Tillman's Legacy Lives On


Waiting for the 2007 Machine Solutions Run, a benefit for the Children Health Center at Flagstaff Medical Center, to begin Saturday morning at Fort Tuthill, I couldn't help but notice many of the runners were wearing T-shirts from the three Pat's Runs.

But that shouldn't have surprised me, I was wearing mine from the inaugural run in 2005 and my son Ryan had his from last spring.

I even saw a T-shirt inscribed "Live it like Pat."

Pat's Run is held each spring on the campus of Arizona State University in Tempe and in Northern California as a way to celebrate Pat Tillman's passionate legacy as a football player, student and U.S. Army Ranger.

For most, Pat's Run T-shirts serve as reminders to exercise, do something positive for oneself and to honor Pat's memory.

Because Pat wore the No. 42 while playing for the Sun Devils, Pat's Run is 4.2 miles in length and the finish line at ASU is located at the 42-yard-line on Frank Kush field.

The inaugural Pat's Run drew almost 6,000 entrants; 2006 attracted more than 10,000 runners.

In the headlines

As inspirational as the life story of Pat Tillman is, the former Army Ranger -- who was killed in action April 22, 2004 in Afghanistan -- has been in the headlines recently for all the wrong reasons.

Most stories center on how Tillman died by friendly fire and the Army's apparent attempts to conceal the truth about his death.

As repulsive and revolting as the stories about the nine Army officers who provided false information on how Pat died are, they in no way detract from the heroism and valor he showed in the face of the enemy.

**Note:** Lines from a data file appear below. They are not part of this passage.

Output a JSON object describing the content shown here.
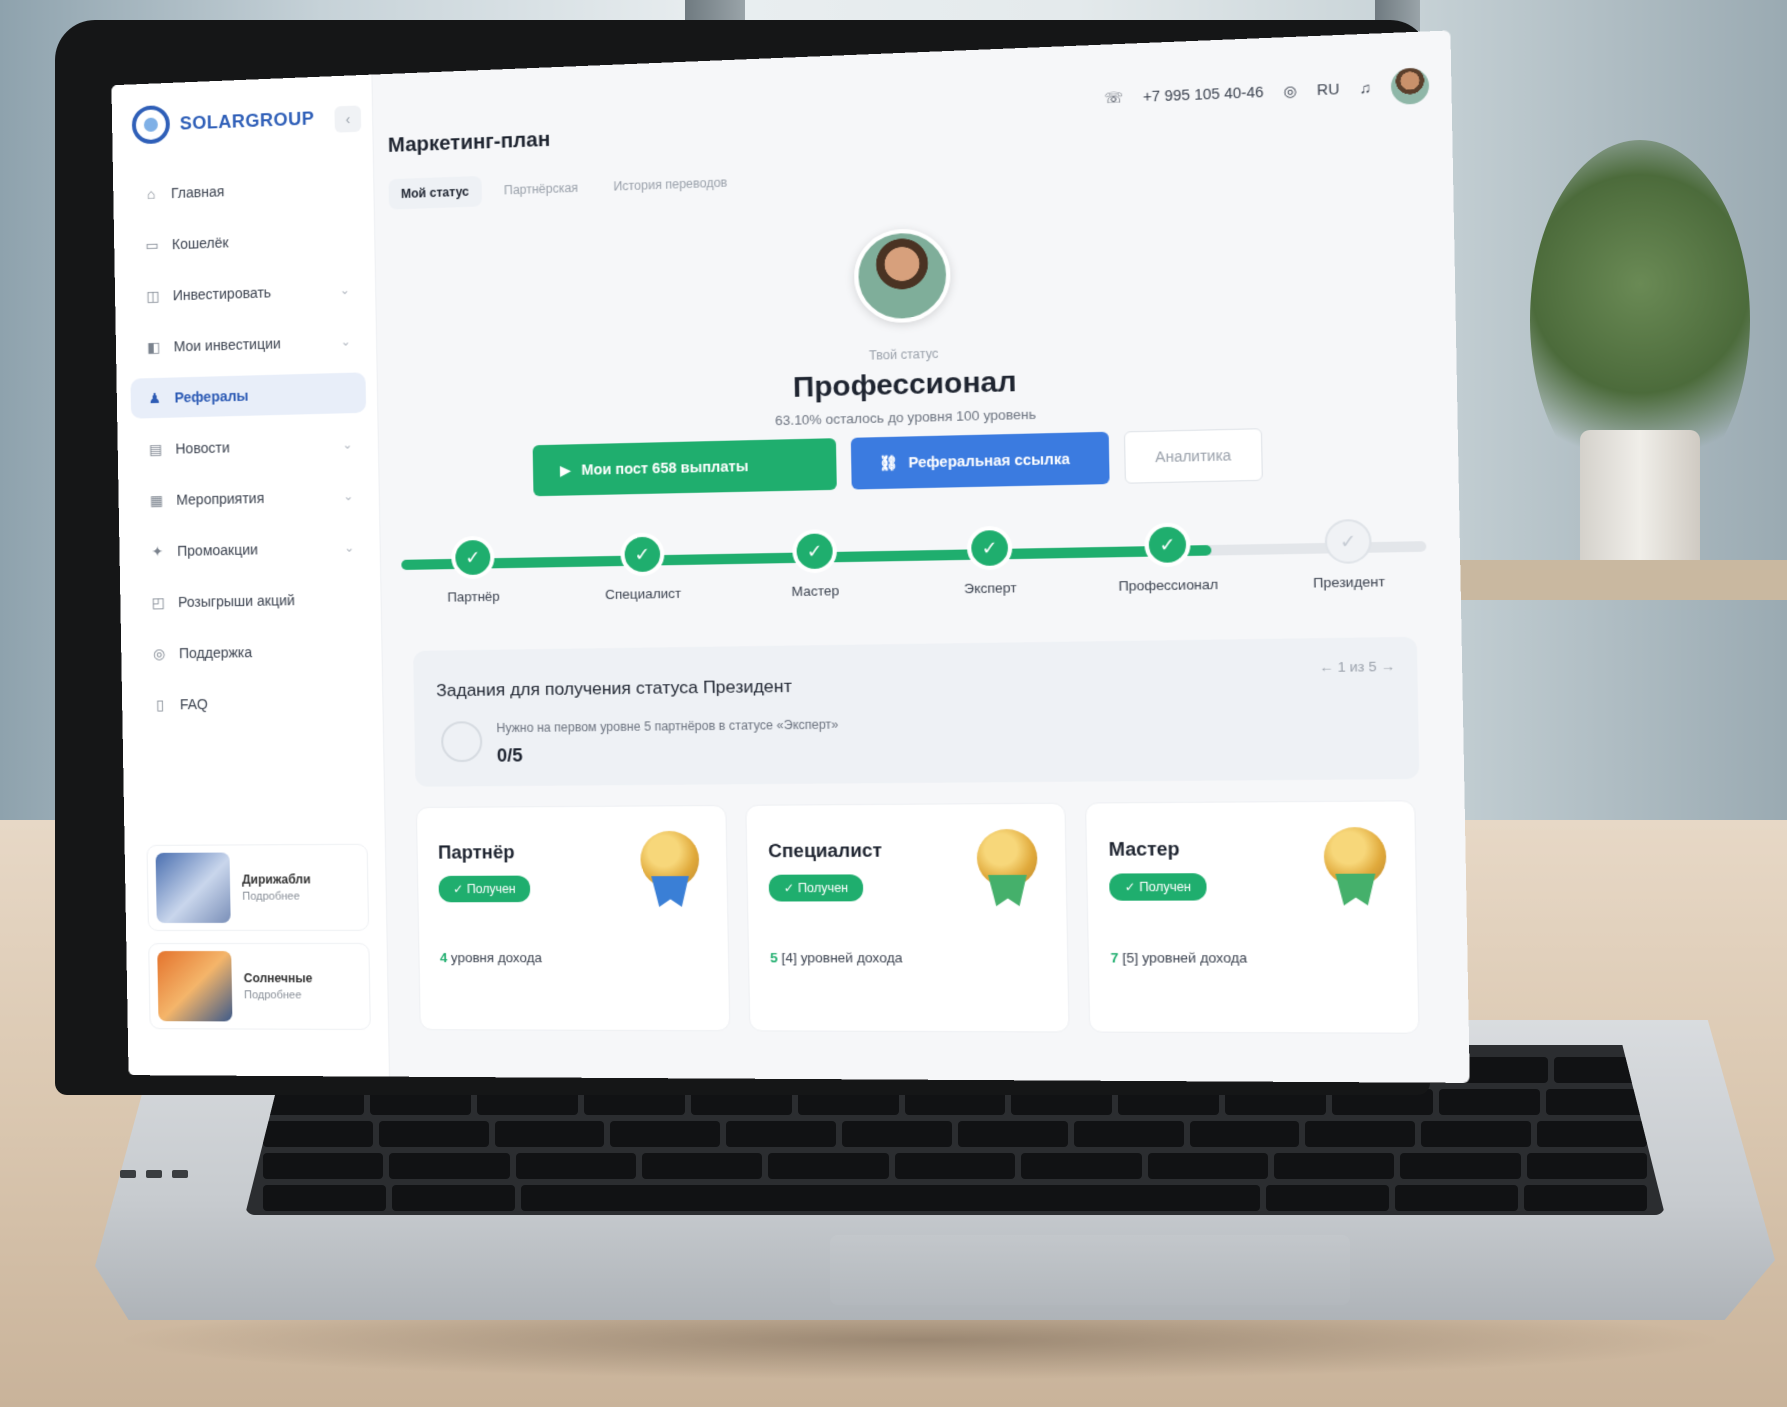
{
  "app": {
    "logo_text": "SOLARGROUP",
    "collapse_icon": "‹"
  },
  "sidebar": {
    "items": [
      {
        "label": "Главная",
        "icon": "home-icon",
        "glyph": "⌂",
        "chevron": false,
        "active": false
      },
      {
        "label": "Кошелёк",
        "icon": "wallet-icon",
        "glyph": "▭",
        "chevron": false,
        "active": false
      },
      {
        "label": "Инвестировать",
        "icon": "invest-icon",
        "glyph": "◫",
        "chevron": true,
        "active": false
      },
      {
        "label": "Мои инвестиции",
        "icon": "portfolio-icon",
        "glyph": "◧",
        "chevron": true,
        "active": false
      },
      {
        "label": "Рефералы",
        "icon": "referrals-icon",
        "glyph": "♟",
        "chevron": false,
        "active": true
      },
      {
        "label": "Новости",
        "icon": "news-icon",
        "glyph": "▤",
        "chevron": true,
        "active": false
      },
      {
        "label": "Мероприятия",
        "icon": "calendar-icon",
        "glyph": "▦",
        "chevron": true,
        "active": false
      },
      {
        "label": "Промоакции",
        "icon": "promo-icon",
        "glyph": "✦",
        "chevron": true,
        "active": false
      },
      {
        "label": "Розыгрыши акций",
        "icon": "gift-icon",
        "glyph": "◰",
        "chevron": false,
        "active": false
      },
      {
        "label": "Поддержка",
        "icon": "support-icon",
        "glyph": "◎",
        "chevron": false,
        "active": false
      },
      {
        "label": "FAQ",
        "icon": "book-icon",
        "glyph": "▯",
        "chevron": false,
        "active": false
      }
    ],
    "promos": [
      {
        "title": "Дирижабли",
        "subtitle": "Подробнее"
      },
      {
        "title": "Солнечные",
        "subtitle": "Подробнее"
      }
    ]
  },
  "header": {
    "phone": "+7 995 105 40-46",
    "language": "RU",
    "phone_icon": "phone-icon",
    "language_icon": "globe-icon",
    "notification_icon": "bell-icon"
  },
  "main": {
    "page_title": "Маркетинг-план",
    "tabs": [
      {
        "label": "Мой статус",
        "active": true
      },
      {
        "label": "Партнёрская",
        "active": false
      },
      {
        "label": "История переводов",
        "active": false
      }
    ]
  },
  "profile": {
    "status_label": "Твой статус",
    "status_name": "Профессионал",
    "status_sub": "63.10% осталось до уровня 100 уровень"
  },
  "actions": {
    "primary": "Мои пост 658 выплаты",
    "referral": "Реферальная ссылка",
    "secondary": "Аналитика"
  },
  "progress": {
    "completed": 5,
    "total": 6,
    "steps": [
      {
        "name": "Партнёр",
        "done": true
      },
      {
        "name": "Специалист",
        "done": true
      },
      {
        "name": "Мастер",
        "done": true
      },
      {
        "name": "Эксперт",
        "done": true
      },
      {
        "name": "Профессионал",
        "done": true
      },
      {
        "name": "Президент",
        "done": false
      }
    ]
  },
  "tasks": {
    "title": "Задания для получения статуса Президент",
    "pager": "← 1 из 5 →",
    "description": "Нужно на первом уровне 5 партнёров в статусе «Эксперт»",
    "count": "0/5"
  },
  "cards": [
    {
      "name": "Партнёр",
      "badge": "✓ Получен",
      "req_num": "4",
      "req_text": "уровня дохода",
      "ribbon": "blue"
    },
    {
      "name": "Специалист",
      "badge": "✓ Получен",
      "req_num": "5",
      "req_text": "[4] уровней дохода",
      "ribbon": "green"
    },
    {
      "name": "Мастер",
      "badge": "✓ Получен",
      "req_num": "7",
      "req_text": "[5] уровней дохода",
      "ribbon": "green"
    }
  ],
  "colors": {
    "accent_green": "#1fae6e",
    "accent_blue": "#3b7be0",
    "brand_blue": "#2f5fb8"
  }
}
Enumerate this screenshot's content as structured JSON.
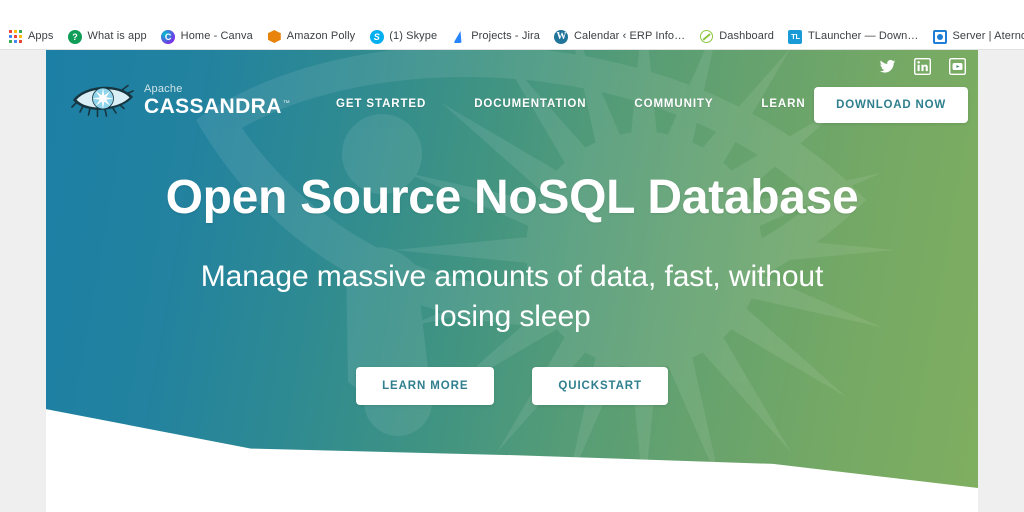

His support of his fellow Rangers and concern for their welfare in an enemy kill zone has never been debated.

In enlisting in the Army, Pat did what few are willing to do: give up a lucrative professional sports career because he thought it was the right thing to do.

At a memorial service held in Sun Devil stadium held after Pat's death, former Arizona Cardinals coach Dave McGinnis asked those in attendance to "picture your most treasured Pat Tillman moment on the football field."

McGinnis then gave one of the most stirring eulogies I've heard saying, "Now I ask you, don't look anymore with your eyes, look with your heart.

"That lump you feel in your throat right now? That's Pat. "Those tears in your eyes right now? That's Pat.

"That sense of pride you feel welling up in your chest and wanting to burst out of every pore in you body? That's Pat. That's the gift he gave to us."

Unfortunately, there are some poor souls who believe we've heard enough of Pat Tillman. Because of their own cynicism, they'd rather we forget the gift he gave to all of us.

In listening to the arguments of those skeptics, I am reminded of a speech Theodore Roosevelt gave in 1910. He called it "Man in the Arena."

In it, he wrote that the place of a doer of deeds "shall never be with those cold and timid souls who knew neither victory nor defeat."

I feel sorry for the soothsayers who say enough of the Pat Tillman story; they know nothing of the Pat Tillmans of the world -- those who follow their heart wherever it leads them.

From what we know of Pat, he shied away the limelight and probably would want that to continue. But his life should be celebrated and his story told.